While many homeowners like to water 15 minutes a day, your turf will benefit from a good soaking applied less often. Apply 1/2 to 1 inch of water once or twice a week. A coffee can makes a good rain gauge to test out how long it will need to be run to apply an inch. Frequent wetting promotes disease problems and a shallow rooted turf. Let the soil dry out a bit between waterings and the grass will develop a deep root system and do much better.

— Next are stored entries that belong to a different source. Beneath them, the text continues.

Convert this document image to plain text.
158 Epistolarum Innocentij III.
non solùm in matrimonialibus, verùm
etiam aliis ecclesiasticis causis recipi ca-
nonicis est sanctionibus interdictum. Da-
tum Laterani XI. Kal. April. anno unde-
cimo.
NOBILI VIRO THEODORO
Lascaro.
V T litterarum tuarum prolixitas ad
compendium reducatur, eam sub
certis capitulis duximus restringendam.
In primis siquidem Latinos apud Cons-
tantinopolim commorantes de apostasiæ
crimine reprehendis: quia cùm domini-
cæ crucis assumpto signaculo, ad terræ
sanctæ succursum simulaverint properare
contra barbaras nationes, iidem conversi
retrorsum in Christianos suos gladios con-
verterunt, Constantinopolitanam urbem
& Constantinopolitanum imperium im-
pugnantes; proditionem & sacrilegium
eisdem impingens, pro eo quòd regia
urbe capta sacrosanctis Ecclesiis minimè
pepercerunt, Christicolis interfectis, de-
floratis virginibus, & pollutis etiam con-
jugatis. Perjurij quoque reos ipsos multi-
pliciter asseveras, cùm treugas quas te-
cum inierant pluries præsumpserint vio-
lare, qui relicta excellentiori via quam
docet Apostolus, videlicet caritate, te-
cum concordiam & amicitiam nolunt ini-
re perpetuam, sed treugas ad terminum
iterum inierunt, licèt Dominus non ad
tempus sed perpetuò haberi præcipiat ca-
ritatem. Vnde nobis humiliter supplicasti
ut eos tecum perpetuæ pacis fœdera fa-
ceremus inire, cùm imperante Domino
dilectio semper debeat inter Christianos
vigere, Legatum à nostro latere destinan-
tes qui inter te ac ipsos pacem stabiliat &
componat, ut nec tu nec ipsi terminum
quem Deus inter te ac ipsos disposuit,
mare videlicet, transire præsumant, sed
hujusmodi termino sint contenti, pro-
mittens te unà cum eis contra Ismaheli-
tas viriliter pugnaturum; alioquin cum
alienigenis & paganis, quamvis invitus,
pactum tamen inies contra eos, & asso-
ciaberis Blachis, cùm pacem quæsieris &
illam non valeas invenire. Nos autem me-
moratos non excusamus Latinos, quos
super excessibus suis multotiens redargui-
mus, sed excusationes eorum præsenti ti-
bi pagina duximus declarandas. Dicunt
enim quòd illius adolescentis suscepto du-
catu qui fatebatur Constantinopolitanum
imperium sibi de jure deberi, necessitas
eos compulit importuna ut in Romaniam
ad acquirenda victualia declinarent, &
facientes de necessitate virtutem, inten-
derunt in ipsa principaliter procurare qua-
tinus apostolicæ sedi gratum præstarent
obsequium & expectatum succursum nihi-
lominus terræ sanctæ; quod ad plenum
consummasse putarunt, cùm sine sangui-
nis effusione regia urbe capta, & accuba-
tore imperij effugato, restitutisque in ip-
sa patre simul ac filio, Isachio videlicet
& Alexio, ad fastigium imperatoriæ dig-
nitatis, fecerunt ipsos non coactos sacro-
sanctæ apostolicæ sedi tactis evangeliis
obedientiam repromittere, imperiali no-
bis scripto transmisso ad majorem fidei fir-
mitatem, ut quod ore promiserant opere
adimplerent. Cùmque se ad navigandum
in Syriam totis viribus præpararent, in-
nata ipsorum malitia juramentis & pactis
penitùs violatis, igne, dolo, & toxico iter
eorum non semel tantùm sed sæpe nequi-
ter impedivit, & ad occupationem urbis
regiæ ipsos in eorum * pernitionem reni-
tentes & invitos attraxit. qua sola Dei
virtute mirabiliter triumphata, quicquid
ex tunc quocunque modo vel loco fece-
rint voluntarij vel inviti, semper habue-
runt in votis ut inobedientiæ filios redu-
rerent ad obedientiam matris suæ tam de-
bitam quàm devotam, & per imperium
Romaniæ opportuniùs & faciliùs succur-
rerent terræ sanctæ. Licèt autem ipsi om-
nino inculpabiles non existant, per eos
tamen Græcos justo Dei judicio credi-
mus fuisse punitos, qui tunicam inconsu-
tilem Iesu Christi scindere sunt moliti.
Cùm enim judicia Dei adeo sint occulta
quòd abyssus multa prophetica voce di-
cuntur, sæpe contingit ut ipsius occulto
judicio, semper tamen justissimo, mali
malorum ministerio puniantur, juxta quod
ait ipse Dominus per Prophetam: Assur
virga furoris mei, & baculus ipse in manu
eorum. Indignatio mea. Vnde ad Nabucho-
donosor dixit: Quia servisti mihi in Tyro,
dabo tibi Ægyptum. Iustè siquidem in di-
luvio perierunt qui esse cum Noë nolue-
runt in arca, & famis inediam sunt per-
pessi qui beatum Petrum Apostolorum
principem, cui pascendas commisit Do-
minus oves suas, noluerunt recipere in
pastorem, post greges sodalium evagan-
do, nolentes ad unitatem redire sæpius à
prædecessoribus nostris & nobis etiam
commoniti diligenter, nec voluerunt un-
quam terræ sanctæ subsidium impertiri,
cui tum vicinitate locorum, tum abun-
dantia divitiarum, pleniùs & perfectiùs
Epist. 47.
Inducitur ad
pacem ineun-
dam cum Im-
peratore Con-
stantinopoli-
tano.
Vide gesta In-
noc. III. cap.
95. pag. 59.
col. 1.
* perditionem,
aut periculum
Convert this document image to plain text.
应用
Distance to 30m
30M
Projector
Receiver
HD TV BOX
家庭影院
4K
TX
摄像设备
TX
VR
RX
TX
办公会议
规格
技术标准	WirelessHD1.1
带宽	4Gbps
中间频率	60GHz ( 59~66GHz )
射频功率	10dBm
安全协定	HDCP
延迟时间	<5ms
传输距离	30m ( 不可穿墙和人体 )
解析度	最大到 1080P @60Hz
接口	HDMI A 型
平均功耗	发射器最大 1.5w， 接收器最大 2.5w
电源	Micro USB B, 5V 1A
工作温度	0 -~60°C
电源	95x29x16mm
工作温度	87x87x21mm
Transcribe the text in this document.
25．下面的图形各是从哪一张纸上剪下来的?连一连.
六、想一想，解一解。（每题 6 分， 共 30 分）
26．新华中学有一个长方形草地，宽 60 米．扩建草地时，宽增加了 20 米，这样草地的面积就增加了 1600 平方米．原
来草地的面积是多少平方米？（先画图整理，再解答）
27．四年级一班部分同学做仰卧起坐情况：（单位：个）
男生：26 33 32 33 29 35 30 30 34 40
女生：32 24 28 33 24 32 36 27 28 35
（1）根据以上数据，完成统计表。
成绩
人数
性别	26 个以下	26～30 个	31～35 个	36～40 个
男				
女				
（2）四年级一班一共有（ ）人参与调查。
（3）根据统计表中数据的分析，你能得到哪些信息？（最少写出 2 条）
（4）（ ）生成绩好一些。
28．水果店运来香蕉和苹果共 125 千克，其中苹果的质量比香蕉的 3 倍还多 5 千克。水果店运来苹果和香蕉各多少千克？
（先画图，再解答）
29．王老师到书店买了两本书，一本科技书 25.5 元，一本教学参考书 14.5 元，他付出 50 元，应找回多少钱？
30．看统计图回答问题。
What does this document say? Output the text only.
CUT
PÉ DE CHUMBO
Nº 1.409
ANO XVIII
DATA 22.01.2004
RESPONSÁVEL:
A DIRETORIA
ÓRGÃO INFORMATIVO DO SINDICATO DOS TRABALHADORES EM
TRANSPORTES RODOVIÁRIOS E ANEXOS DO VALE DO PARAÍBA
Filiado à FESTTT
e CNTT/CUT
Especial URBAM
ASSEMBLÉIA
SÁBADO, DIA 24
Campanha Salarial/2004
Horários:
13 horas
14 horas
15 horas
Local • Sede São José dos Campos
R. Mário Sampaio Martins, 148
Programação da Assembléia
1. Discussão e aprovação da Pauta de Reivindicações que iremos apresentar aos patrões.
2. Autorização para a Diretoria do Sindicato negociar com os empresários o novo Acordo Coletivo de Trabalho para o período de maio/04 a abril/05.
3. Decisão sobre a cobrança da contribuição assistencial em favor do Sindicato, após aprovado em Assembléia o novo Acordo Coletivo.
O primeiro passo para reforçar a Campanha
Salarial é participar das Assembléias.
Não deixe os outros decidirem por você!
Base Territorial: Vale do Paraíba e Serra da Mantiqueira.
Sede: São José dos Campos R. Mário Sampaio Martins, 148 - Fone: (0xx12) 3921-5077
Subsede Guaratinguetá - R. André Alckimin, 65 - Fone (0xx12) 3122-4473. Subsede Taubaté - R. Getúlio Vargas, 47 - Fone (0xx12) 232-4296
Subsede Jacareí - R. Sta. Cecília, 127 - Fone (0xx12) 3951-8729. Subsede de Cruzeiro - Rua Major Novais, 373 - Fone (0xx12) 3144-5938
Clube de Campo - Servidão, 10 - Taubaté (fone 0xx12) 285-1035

Fertilize with no more than 1/2 to 1 pound of nitrogen in spring after you have mowed the grass twice, and again in fall (around late October). Apply a product with a 3-1-2 ratio of nutrients as this is roughly the ratio of nutrients grass takes in. So, for example, if you purchased a 15-5-10 fertilizer (15% nitrogen), you would apply about 7 pounds per 1000 square feet (1 pound / .15 = about 7). If you purchased a 21-7-14 fertilizer (21 % nitrogen), you would apply about 5 pounds per 1000 square feet (1 pound / .21 = about 5).
Healthy turf will choke out most of its weed problems. When the turf is thin and soil is exposed to the sunlight, weeds will sprout and you have a battle on your hands. So first concentrate on the above 3 cultural practices and you will be amazed at the results.
Thanks for the question. Best wishes for a wonderful gardening season. Please stop in again soon!